Le repas fut plus animé que d'habitude, avec ma sœur qui babillait, mon frère qui lui coupait la parole pour intervenir et mes parents qui nous couvaient du regard. Dans ces moments-là, je me rendais compte que Monica me manquait un peu, mais un peu seulement. Elle nous quitta après le dessert, pour ne pas rentrer trop tard chez elle et être en forme pour son cours du matin. Je montai prendre une douche et enfilai mon pyjama avant de redescendre voir mes parents. Ils étaient blottis l'un contre l'autre dans le canapé et, à la mélodie angoissante qui s'échappait de la télé, j'en déduisis qu'ils regardaient un bon vieux film policier.

— Je vais me coucher, les informai-je en étouffant un bâillement.

— Déjà ? s'étonna mon père en regardant l'horloge. Il n'est que dix heures.

— La journée a été fatigante.

— Dors bien, ma chérie, me sourit ma mère en prenant mon visage en coupe pour m'embrasser le front.

— À demain.

Je retournai à l'étage et souhaitai une bonne nuit à mon frère, qui écoutait de la musique sur son ordi, avant de m'enfermer dans ma chambre. J'éteignis la lumière et, quand je fus certaine que plus personne ne viendrait me trouver, j'ôtai mon pyjama pour enfiler un T-shirt et un pantalon noirs. Devant mon miroir, où se dessinait ma silhouette fantomatique, j'attachai mes cheveux et me fis une tresse. Enfin, je lançai une playlist cadencée pour mon échauffement. Après avoir placé un écouteur dans mon oreille droite, laissant le gauche libre pour surveiller les bruits de la maison, j'enchaînai abdos et pompes au rythme des basses. 

Comme d'habitude, mon frère alla dans la salle de bains vers dix heures et demie et éteignit sa lumière cinq minutes plus tard. Mes parents, eux, allèrent se coucher à la fin de leur film, cependant que je terminais ma troisième série. Je me remis debout silencieusement et fouillai dans le tiroir de mon bureau. J'en tirai une longue dague, qui brillait d'un éclat phosphorescent dans l'obscurité, et je la glissai dans l'étui accroché à ma ceinture. J'enfilai une veste sombre et vérifiai que j'avais pris tout ce qu'il me fallait avant de quitter ma chambre sans un bruit. 

Mon père ronflait déjà, ce qui était bon signe. Je fis attention où je mis les pieds en traversant le couloir du premier étage, mais j'avais tellement d'entraînement que le parquet n'émit pas un seul grincement. Je descendis agilement les escaliers, saisis ma clé et sortis dans la nuit.

Les lampadaires m'éblouirent après l'obscurité confortable de ma chambre, et je passai vite de l'autre côté de la rue avant que quelqu'un ne m'aperçoive.
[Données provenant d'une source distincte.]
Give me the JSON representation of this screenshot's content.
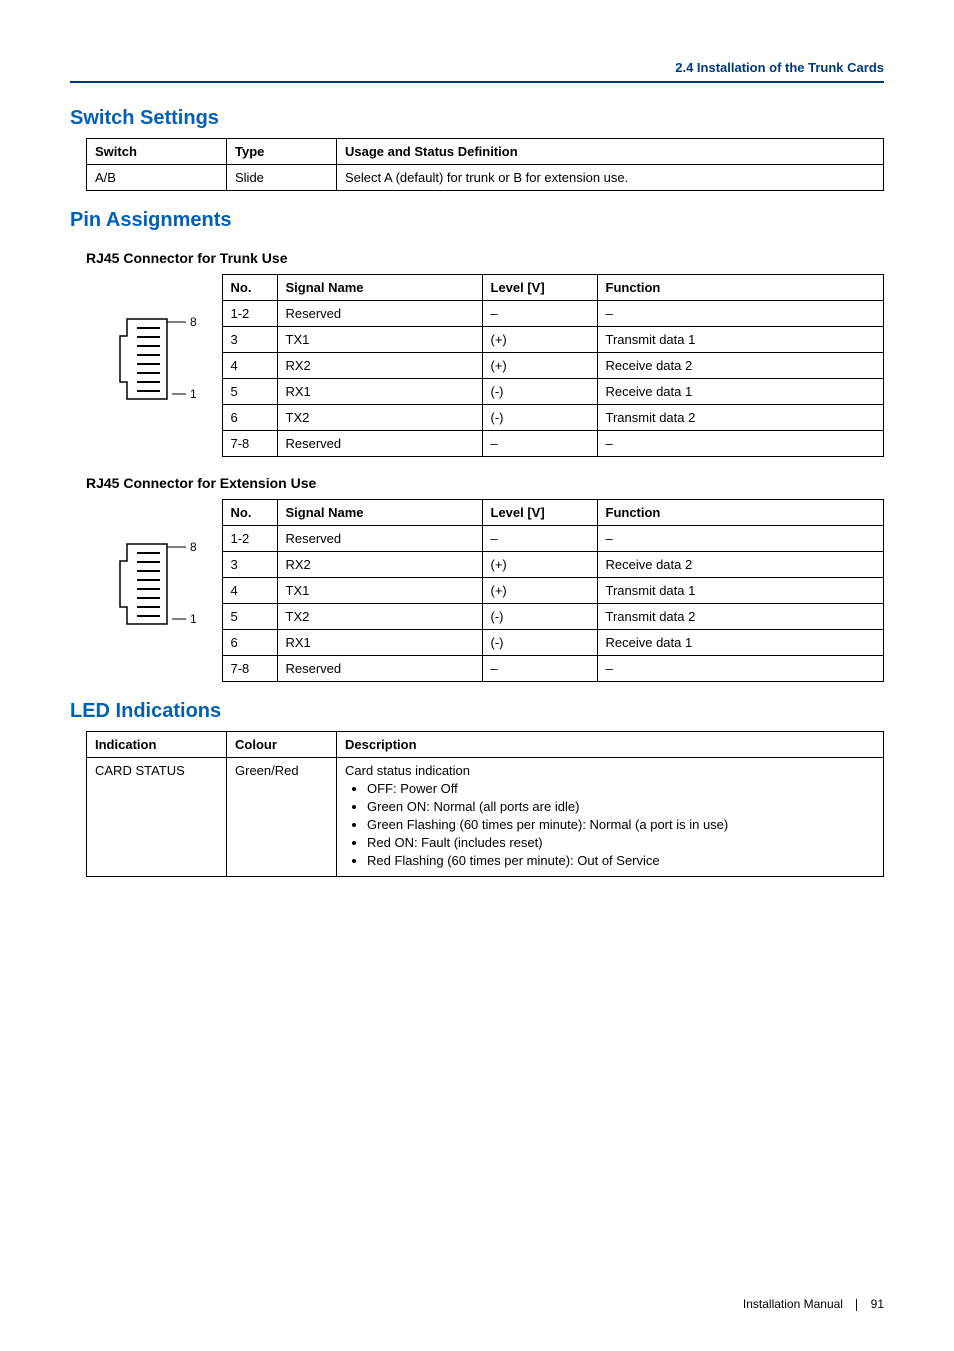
{
  "header": {
    "section_ref": "2.4 Installation of the Trunk Cards"
  },
  "switch_settings": {
    "title": "Switch Settings",
    "columns": {
      "c1": "Switch",
      "c2": "Type",
      "c3": "Usage and Status Definition"
    },
    "rows": [
      {
        "switch": "A/B",
        "type": "Slide",
        "usage": "Select A (default) for trunk or B for extension use."
      }
    ]
  },
  "pin_assignments": {
    "title": "Pin Assignments",
    "trunk": {
      "title": "RJ45 Connector for Trunk Use",
      "columns": {
        "no": "No.",
        "sig": "Signal Name",
        "lvl": "Level [V]",
        "fun": "Function"
      },
      "diagram": {
        "top": "8",
        "bottom": "1"
      },
      "rows": [
        {
          "no": "1-2",
          "sig": "Reserved",
          "lvl": "–",
          "fun": "–"
        },
        {
          "no": "3",
          "sig": "TX1",
          "lvl": "(+)",
          "fun": "Transmit data 1"
        },
        {
          "no": "4",
          "sig": "RX2",
          "lvl": "(+)",
          "fun": "Receive data 2"
        },
        {
          "no": "5",
          "sig": "RX1",
          "lvl": "(-)",
          "fun": "Receive data 1"
        },
        {
          "no": "6",
          "sig": "TX2",
          "lvl": "(-)",
          "fun": "Transmit data 2"
        },
        {
          "no": "7-8",
          "sig": "Reserved",
          "lvl": "–",
          "fun": "–"
        }
      ]
    },
    "extension": {
      "title": "RJ45 Connector for Extension Use",
      "columns": {
        "no": "No.",
        "sig": "Signal Name",
        "lvl": "Level [V]",
        "fun": "Function"
      },
      "diagram": {
        "top": "8",
        "bottom": "1"
      },
      "rows": [
        {
          "no": "1-2",
          "sig": "Reserved",
          "lvl": "–",
          "fun": "–"
        },
        {
          "no": "3",
          "sig": "RX2",
          "lvl": "(+)",
          "fun": "Receive data 2"
        },
        {
          "no": "4",
          "sig": "TX1",
          "lvl": "(+)",
          "fun": "Transmit data 1"
        },
        {
          "no": "5",
          "sig": "TX2",
          "lvl": "(-)",
          "fun": "Transmit data 2"
        },
        {
          "no": "6",
          "sig": "RX1",
          "lvl": "(-)",
          "fun": "Receive data 1"
        },
        {
          "no": "7-8",
          "sig": "Reserved",
          "lvl": "–",
          "fun": "–"
        }
      ]
    }
  },
  "led_indications": {
    "title": "LED Indications",
    "columns": {
      "c1": "Indication",
      "c2": "Colour",
      "c3": "Description"
    },
    "rows": [
      {
        "indication": "CARD STATUS",
        "colour": "Green/Red",
        "desc_lead": "Card status indication",
        "desc_items": [
          "OFF: Power Off",
          "Green ON: Normal (all ports are idle)",
          "Green Flashing (60 times per minute): Normal (a port is in use)",
          "Red ON: Fault (includes reset)",
          "Red Flashing (60 times per minute): Out of Service"
        ]
      }
    ]
  },
  "footer": {
    "doc": "Installation Manual",
    "page": "91"
  }
}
Le ciel était limpide. Un gros quartier de lune brillait au-dessus de ma tête, mais sa lumière s'estompa lorsque je pénétrai dans la forêt. Elle me happa dans ses ténèbres. 

Je connaissais le chemin par cœur, je l'avais parcouru des centaines de fois. Pourtant, je sortis tout de même ma petite lampe torche pour éclairer le sentier. Je frissonnai dans la fraîcheur de la nuit et remontai en entier la fermeture éclair de mon blouson. Je me faufilai entre les arbres, écartai les branches et marchai sur les ronces jusqu'à arriver enfin à un vieux saule pleureur, qui s'élevait au centre d'une paisible clairière. Les rayons de la lune donnaient à ses fines feuilles un éclat de nacre, et le vent faisait bruisser ses lianes à la manière du flux et reflux de la mer. Je m'approchai du tronc et posai ma main contre son écorce rugueuse. En une explosion d'étincelles dorées, je disparus dans la nuit.